Но они пришли слишком рано. И те задачи, что не разрешаются в их жизни, становятся для них предметами творчества. А они братски ставят их в ряд с долгоживущими вещами, и грусть по несбывшемуся таинственной красотой разливается над ним. И эта красота освящает их сыновей и наследников. А значит, в их творчестве живет, поджидая своей поры, племя еще не живших.
А художник по-прежнему остается плясуном, чьи движения разбиваются о жесткие стены его кельи. То, чему не хватает места в размахе его шагов и в стесненных изгибах рук, в изнеможении слетает с его губ, — или ему приходится кровоточащими пальцами процарапывать на стенах еще не ставшие движением линии своего тела.
Заметка об искусстве[73]
Искусство — то, чего смутно жаждут все вещи. Все они хотят быть образами наших тайн. С радостью бросают свой увядший смысл, чтобы принять в себя какую-нибудь нашу тяжелую тоску. Они протискиваются в наши трепещущие чувства, страстно стремясь стать предметом наших переживаний. Они избегают всего условного. Они хотят быть тем, за что мы их принимаем. Благодарно и покорно хотят они носить новые имена, что дарит им художник. Они точно дети, упрашивающие взять их с собой в поездку: пусть они многого не поймут, но тысячи рассеянных и случайных впечатлений отразятся на их лицах просто и прекрасно. Вот и хотят вещи стоять перед художником в тот миг, когда он творит, раз уж он избрал их поводом для своего творения. Прячутся и в то же время открываются. Остаются во мраке, но со всех сторон пронизаны его духом, как множество поющих ликов его души.

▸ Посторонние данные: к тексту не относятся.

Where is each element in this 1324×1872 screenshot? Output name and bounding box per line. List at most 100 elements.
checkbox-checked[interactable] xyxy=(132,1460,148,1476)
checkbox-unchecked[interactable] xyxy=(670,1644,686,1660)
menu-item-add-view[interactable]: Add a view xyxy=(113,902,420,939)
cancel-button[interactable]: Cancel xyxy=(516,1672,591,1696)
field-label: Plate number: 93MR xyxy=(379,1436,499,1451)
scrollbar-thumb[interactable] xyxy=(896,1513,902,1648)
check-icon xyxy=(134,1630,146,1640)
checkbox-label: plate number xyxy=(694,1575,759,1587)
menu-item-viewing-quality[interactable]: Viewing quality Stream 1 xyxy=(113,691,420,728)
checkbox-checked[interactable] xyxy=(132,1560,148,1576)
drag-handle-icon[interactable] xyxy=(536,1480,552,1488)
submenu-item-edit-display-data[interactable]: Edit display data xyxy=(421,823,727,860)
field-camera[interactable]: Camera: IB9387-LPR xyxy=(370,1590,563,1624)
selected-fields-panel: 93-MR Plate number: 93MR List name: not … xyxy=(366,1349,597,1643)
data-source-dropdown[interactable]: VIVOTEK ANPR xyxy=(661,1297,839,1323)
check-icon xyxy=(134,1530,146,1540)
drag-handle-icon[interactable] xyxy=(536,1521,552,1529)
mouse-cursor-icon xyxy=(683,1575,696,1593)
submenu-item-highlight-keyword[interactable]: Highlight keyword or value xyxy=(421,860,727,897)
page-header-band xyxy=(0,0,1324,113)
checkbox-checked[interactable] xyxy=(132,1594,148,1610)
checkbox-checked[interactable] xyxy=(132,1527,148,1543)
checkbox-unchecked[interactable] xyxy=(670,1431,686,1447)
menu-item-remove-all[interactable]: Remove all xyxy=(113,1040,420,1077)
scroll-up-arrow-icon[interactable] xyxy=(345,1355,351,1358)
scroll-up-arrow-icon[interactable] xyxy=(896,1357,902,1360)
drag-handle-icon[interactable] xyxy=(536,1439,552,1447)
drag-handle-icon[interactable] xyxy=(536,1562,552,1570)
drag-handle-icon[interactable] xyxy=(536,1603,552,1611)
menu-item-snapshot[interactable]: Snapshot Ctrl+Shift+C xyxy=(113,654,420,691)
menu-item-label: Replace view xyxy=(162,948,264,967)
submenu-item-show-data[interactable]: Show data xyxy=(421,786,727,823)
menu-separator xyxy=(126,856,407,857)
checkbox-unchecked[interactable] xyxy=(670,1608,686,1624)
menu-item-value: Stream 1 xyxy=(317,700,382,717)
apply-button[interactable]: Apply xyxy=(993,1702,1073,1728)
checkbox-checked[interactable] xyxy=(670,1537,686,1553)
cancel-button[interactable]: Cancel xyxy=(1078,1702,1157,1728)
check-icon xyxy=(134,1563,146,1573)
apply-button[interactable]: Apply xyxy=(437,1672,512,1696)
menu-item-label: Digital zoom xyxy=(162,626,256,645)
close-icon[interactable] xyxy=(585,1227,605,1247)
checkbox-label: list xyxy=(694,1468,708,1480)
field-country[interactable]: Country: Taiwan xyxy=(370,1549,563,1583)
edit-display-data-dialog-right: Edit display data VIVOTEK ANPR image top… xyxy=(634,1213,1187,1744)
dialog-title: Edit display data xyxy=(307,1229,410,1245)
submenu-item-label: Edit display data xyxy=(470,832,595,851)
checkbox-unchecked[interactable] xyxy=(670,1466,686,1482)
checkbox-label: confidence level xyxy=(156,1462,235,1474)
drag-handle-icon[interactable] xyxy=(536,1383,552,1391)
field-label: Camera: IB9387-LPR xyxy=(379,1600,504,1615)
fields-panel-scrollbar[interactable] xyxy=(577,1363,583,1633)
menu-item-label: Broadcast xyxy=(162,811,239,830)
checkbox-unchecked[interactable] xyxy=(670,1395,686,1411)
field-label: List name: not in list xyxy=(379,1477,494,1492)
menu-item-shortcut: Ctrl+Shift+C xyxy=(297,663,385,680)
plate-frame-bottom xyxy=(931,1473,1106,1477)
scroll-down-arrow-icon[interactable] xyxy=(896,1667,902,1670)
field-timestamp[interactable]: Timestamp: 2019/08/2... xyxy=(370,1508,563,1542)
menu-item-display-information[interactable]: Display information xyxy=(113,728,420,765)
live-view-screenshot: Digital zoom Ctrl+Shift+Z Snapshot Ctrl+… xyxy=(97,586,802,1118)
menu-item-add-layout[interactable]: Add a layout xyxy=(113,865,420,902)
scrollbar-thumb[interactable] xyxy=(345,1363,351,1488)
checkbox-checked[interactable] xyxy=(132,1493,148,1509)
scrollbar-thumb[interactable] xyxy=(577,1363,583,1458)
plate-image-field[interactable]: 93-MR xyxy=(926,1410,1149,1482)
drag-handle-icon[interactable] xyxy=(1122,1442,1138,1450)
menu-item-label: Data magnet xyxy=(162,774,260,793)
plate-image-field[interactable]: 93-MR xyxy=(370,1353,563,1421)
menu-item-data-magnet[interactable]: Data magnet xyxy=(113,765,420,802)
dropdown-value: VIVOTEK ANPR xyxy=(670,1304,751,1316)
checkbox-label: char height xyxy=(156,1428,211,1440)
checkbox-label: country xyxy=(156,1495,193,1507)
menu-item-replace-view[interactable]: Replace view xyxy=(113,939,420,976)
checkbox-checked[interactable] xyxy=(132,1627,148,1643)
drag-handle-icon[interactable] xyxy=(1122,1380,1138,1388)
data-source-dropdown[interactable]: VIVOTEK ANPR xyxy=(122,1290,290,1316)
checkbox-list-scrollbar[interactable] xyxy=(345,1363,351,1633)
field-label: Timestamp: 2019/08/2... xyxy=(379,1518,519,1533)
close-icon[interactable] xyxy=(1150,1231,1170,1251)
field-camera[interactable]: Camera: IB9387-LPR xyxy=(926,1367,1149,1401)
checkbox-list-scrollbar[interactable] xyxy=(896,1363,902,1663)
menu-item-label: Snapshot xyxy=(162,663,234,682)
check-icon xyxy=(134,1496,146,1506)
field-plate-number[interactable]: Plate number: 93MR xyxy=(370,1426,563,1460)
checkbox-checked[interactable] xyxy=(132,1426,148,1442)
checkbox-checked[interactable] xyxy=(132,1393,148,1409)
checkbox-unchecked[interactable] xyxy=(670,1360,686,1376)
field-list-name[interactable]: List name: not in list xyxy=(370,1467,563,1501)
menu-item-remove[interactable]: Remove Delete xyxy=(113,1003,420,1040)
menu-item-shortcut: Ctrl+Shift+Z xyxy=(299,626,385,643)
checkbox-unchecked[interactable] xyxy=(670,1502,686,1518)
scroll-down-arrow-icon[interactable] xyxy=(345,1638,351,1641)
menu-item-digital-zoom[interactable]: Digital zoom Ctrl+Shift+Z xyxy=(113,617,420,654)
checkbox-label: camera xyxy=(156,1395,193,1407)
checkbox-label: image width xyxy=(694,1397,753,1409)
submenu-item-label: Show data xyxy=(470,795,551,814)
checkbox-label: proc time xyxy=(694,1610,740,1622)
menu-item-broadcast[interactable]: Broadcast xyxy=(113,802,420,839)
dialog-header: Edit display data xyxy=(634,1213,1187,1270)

Это зов, которому внемлет художник: страстное стремление вещей быть его языком. Он обязан поднять его из тяжких, бессмысленных привязанностей всего условного в великие взаимосвязи своей природы.
Маргиналии к Ницше[74]
«Рождение трагедии из духа музыки»
Мелодия порождает из себя поэзию, и притом всегда сызнова; только об этом и говорит нам строфическая форма народной песни: каковой феномен неизменно вызывал у меня удивление, пока я наконец не пришел к этому объяснению.